DR. TEMPLE: I'm not sure I'm going to remember all of them, but I'll remember some of them. This generally refers to situations where you're looking at a claim for a drug that already has some kind of claim and you bring forth other data. The examples that are given are where you have data at one dose, you don't usually need two studies at another dose. We might rely on a study of a drug alone and only ask for a single study where it was to be used in combination. If the conditions are closely related, a subject to be considered, you might move to a closely related disease with just a single study. That happens in oncology all the time. Different stages of the disease or severity of the disease, you don't usually need two studies to move from one to the other. It's examples like that.
DR. KAWAS: Thank you.
On that note, Dr. Ebert, would you like to begin?
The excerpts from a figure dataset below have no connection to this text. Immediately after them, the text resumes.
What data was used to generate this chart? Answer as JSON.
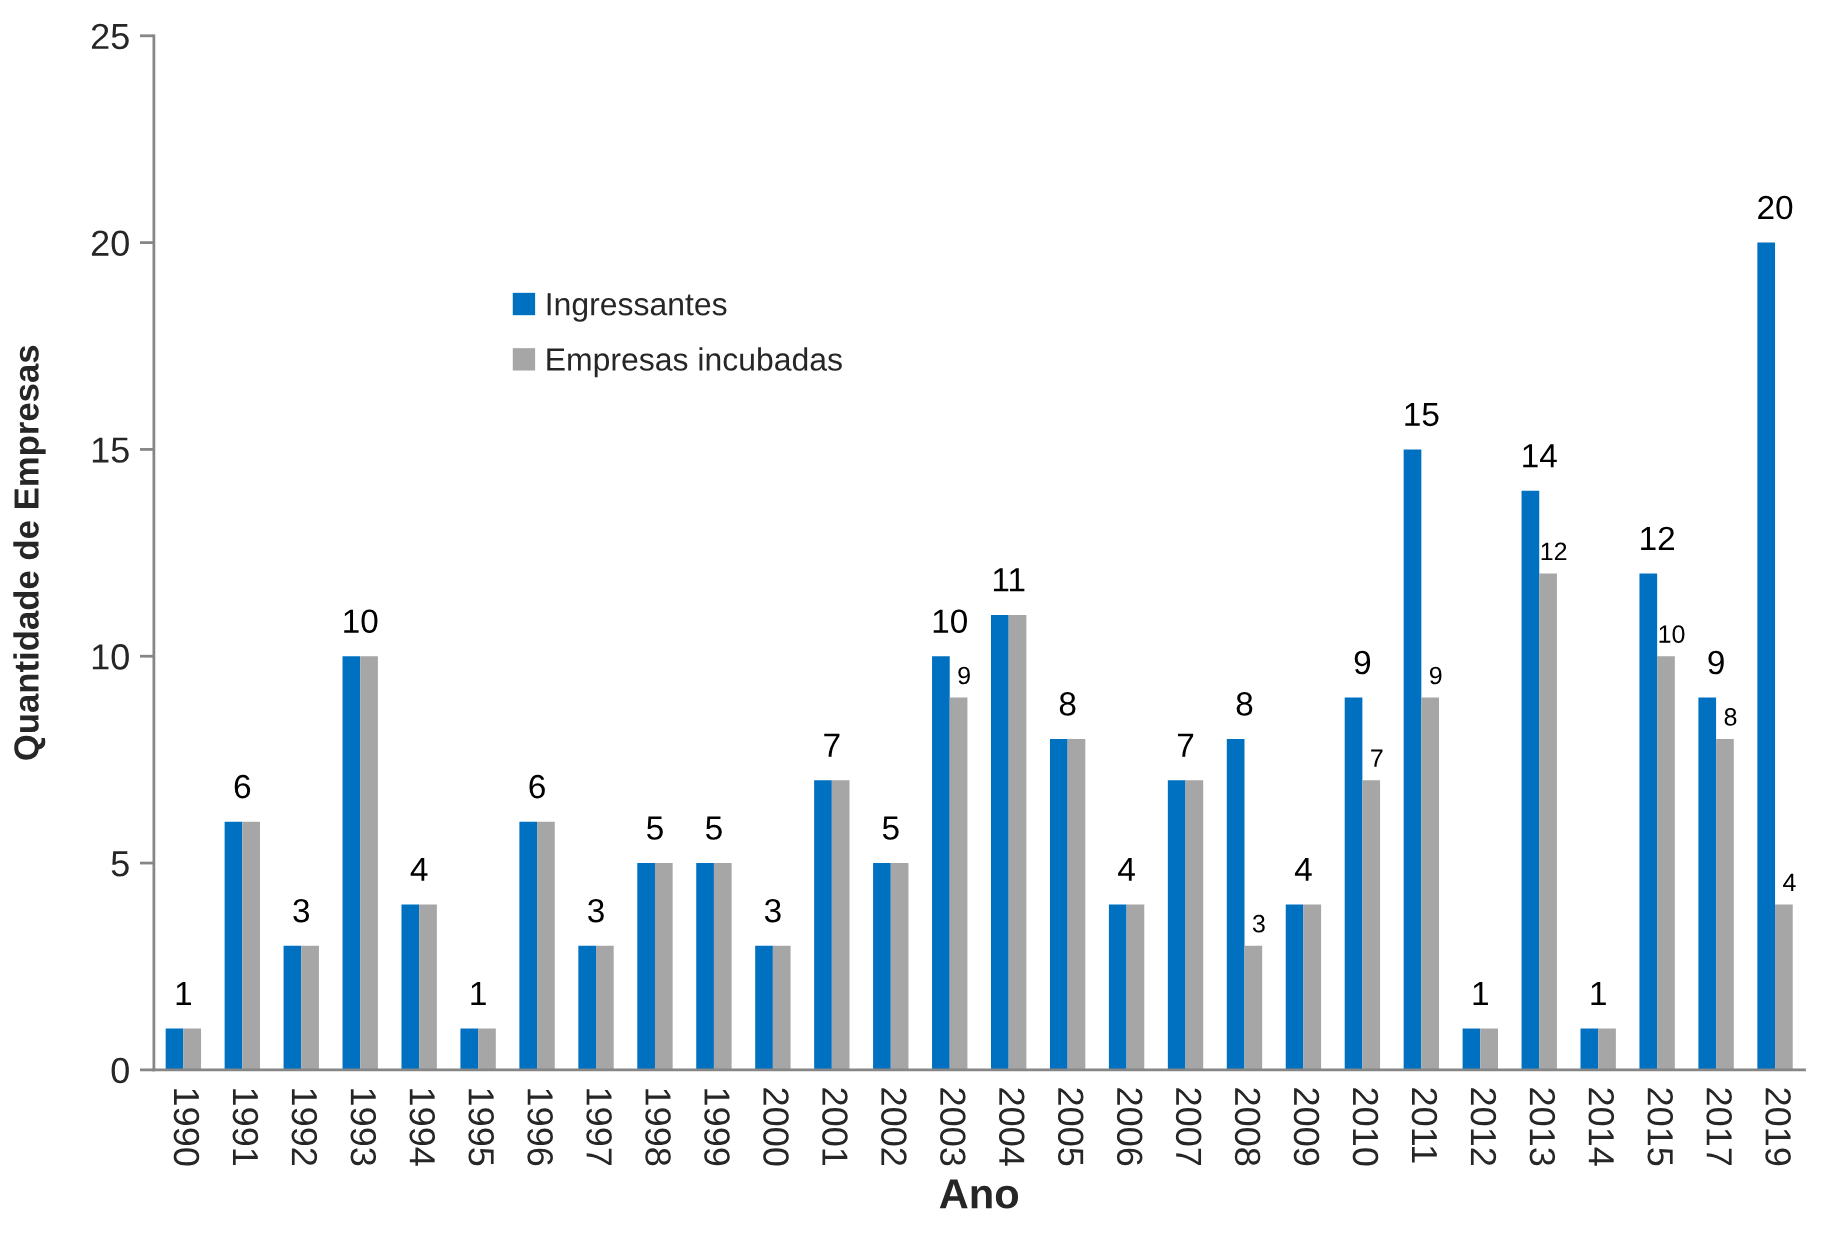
{
  "chart_data": {
    "type": "bar",
    "xlabel": "Ano",
    "ylabel": "Quantidade de Empresas",
    "categories": [
      "1990",
      "1991",
      "1992",
      "1993",
      "1994",
      "1995",
      "1996",
      "1997",
      "1998",
      "1999",
      "2000",
      "2001",
      "2002",
      "2003",
      "2004",
      "2005",
      "2006",
      "2007",
      "2008",
      "2009",
      "2010",
      "2011",
      "2012",
      "2013",
      "2014",
      "2015",
      "2017",
      "2019"
    ],
    "series": [
      {
        "name": "Ingressantes",
        "color": "#0070c0",
        "values": [
          1,
          6,
          3,
          10,
          4,
          1,
          6,
          3,
          5,
          5,
          3,
          7,
          5,
          10,
          11,
          8,
          4,
          7,
          8,
          4,
          9,
          15,
          1,
          14,
          1,
          12,
          9,
          20
        ],
        "value_labels": [
          "1",
          "6",
          "3",
          "10",
          "4",
          "1",
          "6",
          "3",
          "5",
          "5",
          "3",
          "7",
          "5",
          "10",
          "11",
          "8",
          "4",
          "7",
          "8",
          "4",
          "9",
          "15",
          "1",
          "14",
          "1",
          "12",
          "9",
          "20"
        ]
      },
      {
        "name": "Empresas incubadas",
        "color": "#a6a6a6",
        "values": [
          1,
          6,
          3,
          10,
          4,
          1,
          6,
          3,
          5,
          5,
          3,
          7,
          5,
          9,
          11,
          8,
          4,
          7,
          3,
          4,
          7,
          9,
          1,
          12,
          1,
          10,
          8,
          4
        ],
        "value_labels": [
          null,
          null,
          null,
          null,
          null,
          null,
          null,
          null,
          null,
          null,
          null,
          null,
          null,
          "9",
          null,
          null,
          null,
          null,
          "3",
          null,
          "7",
          "9",
          null,
          "12",
          null,
          "10",
          "8",
          "4"
        ]
      }
    ],
    "ylim": [
      0,
      25
    ],
    "yticks": [
      0,
      5,
      10,
      15,
      20,
      25
    ],
    "grid": false,
    "legend": "top left"
  }
}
DR. EBERT: Yes. I'll vote yes. I think that again the emphasis here is on treatment of a symptom not on the amelioration or the elimination of the disease, and given the fact that the drug has had a similar effect on that symptom for the other diseases that have been discussed, I feel comfortable with that indication.
DR. KAWAS: Dr. Mignot?
DR. MIGNOT: Providing that there is some very strong labeling regarding the possibility of having shift work disorder and sleep apnea, for example, which I think is going to be extremely common, I would vote yes.
DR. KAWAS: Dr. Krahn?
DR. KRAHN: Providing that there's very strong labeling that is for shift work sleep disorder rather than shift work, I'll vote yes.
DR. van BELLE: Yes.
DR. KAWAS: Dr. Wolinsky?
DR. WOLINSKY: Yes.
DR. KAWAS: Given that from my perspective the criteria is two independent studies and we only have one, I vote no.
DR. KATTAH: Yes.
DR. KAWAS: Dr. Neubauer.
DR. NEUBAUER: No, because I think the conceptual issues of exactly what constitutes the shift work sleep disorder, as opposed to those individuals who are doing shift work and experience some sleepiness, and also back to the question of the effectiveness that I discussed earlier with these people still being in a range of very profound sleepiness.
DR. KAWAS: Thank you.
So the tally on this is 6 yeses and 2 noes.
Any other questions, things, discussions, queries you would like us to address?
DR. KATZ: I can't think of anything.
DR. KAWAS: I hereby declare lunch. This meeting is adjourned.
(Whereupon, at 1:54 p.m., the committee was adjourned.)